Une parade militaire organisée par le Front Polisario dans la région de Tindouf, en Algérie, a suscité des interrogations sur le respect du droit international et la souveraineté de l’État hôte. Cet événement, présenté comme une célébration de l’anniversaire de la proclamation de la république sahraouie, s’est déroulé récemment dans des camps officiellement destinés à accueillir des réfugiés civils.
La démonstration de force a eu lieu malgré les principes internationaux, notamment ceux du Haut-Commissariat des Nations Unies pour les Réfugiés (HCR), qui stipulent que les camps de réfugiés doivent conserver un caractère civil et humanitaire et être exempts d’armes et de combattants.
Une souveraineté mise en cause
L’activiste politique algérien Chawki Benzehra a déclaré à Hespress que ce défilé militaire posait une problématique majeure liée à la souveraineté de l’État algérien.
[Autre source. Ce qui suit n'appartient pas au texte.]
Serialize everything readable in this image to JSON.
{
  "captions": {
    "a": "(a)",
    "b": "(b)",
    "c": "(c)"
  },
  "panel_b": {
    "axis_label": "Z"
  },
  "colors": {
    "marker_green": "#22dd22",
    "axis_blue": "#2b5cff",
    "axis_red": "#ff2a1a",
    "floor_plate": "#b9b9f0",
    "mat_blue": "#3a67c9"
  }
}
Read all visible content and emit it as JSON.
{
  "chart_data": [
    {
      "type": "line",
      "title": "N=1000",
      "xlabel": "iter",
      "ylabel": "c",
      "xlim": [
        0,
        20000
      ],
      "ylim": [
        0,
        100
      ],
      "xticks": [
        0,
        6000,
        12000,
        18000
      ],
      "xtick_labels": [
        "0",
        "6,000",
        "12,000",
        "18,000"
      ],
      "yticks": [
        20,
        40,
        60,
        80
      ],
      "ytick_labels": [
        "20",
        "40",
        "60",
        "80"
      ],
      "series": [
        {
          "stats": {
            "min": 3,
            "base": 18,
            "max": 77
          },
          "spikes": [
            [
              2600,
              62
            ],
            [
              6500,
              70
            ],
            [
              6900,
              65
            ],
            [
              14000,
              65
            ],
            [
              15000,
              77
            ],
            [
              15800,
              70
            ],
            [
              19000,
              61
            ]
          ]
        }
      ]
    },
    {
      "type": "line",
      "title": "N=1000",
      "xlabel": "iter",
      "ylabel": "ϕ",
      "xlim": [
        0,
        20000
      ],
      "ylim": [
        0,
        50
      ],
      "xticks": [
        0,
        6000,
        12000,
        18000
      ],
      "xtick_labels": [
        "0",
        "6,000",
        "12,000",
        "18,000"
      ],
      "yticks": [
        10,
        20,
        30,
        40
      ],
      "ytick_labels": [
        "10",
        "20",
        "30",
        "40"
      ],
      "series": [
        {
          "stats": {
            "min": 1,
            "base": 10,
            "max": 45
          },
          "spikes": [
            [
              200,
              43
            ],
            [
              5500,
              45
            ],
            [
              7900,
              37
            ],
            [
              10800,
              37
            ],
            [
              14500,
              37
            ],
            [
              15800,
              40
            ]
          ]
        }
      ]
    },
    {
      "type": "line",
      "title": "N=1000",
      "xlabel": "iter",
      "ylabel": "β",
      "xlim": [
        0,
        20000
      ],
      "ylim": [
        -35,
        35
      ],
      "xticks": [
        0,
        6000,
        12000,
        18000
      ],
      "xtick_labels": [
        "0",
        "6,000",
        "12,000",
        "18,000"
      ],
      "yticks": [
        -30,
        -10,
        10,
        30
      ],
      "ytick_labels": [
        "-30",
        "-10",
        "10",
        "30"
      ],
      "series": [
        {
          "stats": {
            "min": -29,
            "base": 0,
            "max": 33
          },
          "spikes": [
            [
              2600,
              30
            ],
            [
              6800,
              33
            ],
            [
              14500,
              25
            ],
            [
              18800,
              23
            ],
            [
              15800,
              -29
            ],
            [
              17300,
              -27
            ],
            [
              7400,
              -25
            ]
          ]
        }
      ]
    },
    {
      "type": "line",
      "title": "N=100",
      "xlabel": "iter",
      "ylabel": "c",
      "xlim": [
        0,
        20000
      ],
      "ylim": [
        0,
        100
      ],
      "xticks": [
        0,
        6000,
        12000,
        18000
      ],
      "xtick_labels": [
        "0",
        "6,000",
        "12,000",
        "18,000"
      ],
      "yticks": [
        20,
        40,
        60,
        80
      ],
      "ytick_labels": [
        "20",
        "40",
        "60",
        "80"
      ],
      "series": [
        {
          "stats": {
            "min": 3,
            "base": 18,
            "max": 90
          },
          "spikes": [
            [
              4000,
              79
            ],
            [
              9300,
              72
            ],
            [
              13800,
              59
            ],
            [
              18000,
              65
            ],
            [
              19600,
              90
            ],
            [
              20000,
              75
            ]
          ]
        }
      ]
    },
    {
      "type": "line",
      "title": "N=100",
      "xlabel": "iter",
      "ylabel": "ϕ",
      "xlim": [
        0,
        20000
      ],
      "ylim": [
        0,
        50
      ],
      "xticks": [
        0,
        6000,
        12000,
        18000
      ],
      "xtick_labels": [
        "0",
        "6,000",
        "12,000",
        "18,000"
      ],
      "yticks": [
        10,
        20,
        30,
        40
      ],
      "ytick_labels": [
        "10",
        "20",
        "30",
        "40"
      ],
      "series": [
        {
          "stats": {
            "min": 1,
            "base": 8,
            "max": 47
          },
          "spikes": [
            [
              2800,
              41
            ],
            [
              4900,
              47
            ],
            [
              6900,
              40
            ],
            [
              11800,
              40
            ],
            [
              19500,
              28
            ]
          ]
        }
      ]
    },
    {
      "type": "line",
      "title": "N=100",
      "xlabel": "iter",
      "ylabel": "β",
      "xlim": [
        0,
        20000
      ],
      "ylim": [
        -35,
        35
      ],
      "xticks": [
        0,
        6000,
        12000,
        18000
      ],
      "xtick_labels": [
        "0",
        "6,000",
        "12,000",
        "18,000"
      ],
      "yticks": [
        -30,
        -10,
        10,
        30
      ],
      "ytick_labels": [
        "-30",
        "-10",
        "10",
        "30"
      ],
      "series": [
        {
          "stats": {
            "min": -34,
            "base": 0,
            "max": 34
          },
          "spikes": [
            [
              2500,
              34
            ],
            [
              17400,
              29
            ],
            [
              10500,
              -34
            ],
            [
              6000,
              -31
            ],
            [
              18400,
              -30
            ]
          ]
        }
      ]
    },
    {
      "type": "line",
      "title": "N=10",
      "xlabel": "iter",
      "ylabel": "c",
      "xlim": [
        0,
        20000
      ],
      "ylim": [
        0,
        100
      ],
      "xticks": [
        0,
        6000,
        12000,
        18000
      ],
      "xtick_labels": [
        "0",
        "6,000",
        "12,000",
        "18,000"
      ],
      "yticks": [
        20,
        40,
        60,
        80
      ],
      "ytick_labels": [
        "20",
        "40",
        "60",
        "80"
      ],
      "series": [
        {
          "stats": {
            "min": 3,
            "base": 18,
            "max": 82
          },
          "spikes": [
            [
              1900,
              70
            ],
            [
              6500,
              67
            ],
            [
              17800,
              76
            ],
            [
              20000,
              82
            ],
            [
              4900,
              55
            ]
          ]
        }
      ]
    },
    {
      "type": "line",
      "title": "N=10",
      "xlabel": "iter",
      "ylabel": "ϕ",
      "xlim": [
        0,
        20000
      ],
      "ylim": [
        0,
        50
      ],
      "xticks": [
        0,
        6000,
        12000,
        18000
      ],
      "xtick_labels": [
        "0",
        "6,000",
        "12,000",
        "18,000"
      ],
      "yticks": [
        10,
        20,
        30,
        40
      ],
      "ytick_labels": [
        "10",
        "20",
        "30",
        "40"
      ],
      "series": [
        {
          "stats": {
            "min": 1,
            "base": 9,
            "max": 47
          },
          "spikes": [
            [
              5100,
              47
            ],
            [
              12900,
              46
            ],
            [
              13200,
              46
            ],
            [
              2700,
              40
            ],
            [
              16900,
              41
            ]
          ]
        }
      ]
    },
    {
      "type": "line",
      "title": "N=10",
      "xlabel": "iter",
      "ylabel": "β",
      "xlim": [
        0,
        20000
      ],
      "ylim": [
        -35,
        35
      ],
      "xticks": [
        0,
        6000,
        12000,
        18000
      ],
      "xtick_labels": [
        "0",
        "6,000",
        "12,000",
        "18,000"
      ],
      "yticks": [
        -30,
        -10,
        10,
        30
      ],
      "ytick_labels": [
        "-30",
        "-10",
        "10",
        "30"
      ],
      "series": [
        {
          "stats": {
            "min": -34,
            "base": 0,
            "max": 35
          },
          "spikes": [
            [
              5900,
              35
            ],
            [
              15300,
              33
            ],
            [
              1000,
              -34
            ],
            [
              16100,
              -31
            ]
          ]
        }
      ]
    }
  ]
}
Il a estimé que la tenue de manœuvres militaires par une milice étrangère dotée d’armes lourdes sur le sol d’un autre État constituait un précédent international.
Selon lui, cet événement représente un abandon volontaire par le régime algérien d’éléments de sa souveraineté nationale au profit d’une entité extérieure. Benzehra a ajouté que la présence d’armes et de combattants dans ces camps dépassait la simple question de souveraineté pour constituer également un danger futur pour la sécurité de l’État algérien.
Un contexte régional et international tendu
L’analyste a relié cet événement aux dynamiques internationales actuelles concernant le dossier du Sahara. Il a mentionné les démarches en cours au Sénat américain visant à inscrire le Front Polisario sur la liste des organisations terroristes, à l’instar des Houthis au Yémen.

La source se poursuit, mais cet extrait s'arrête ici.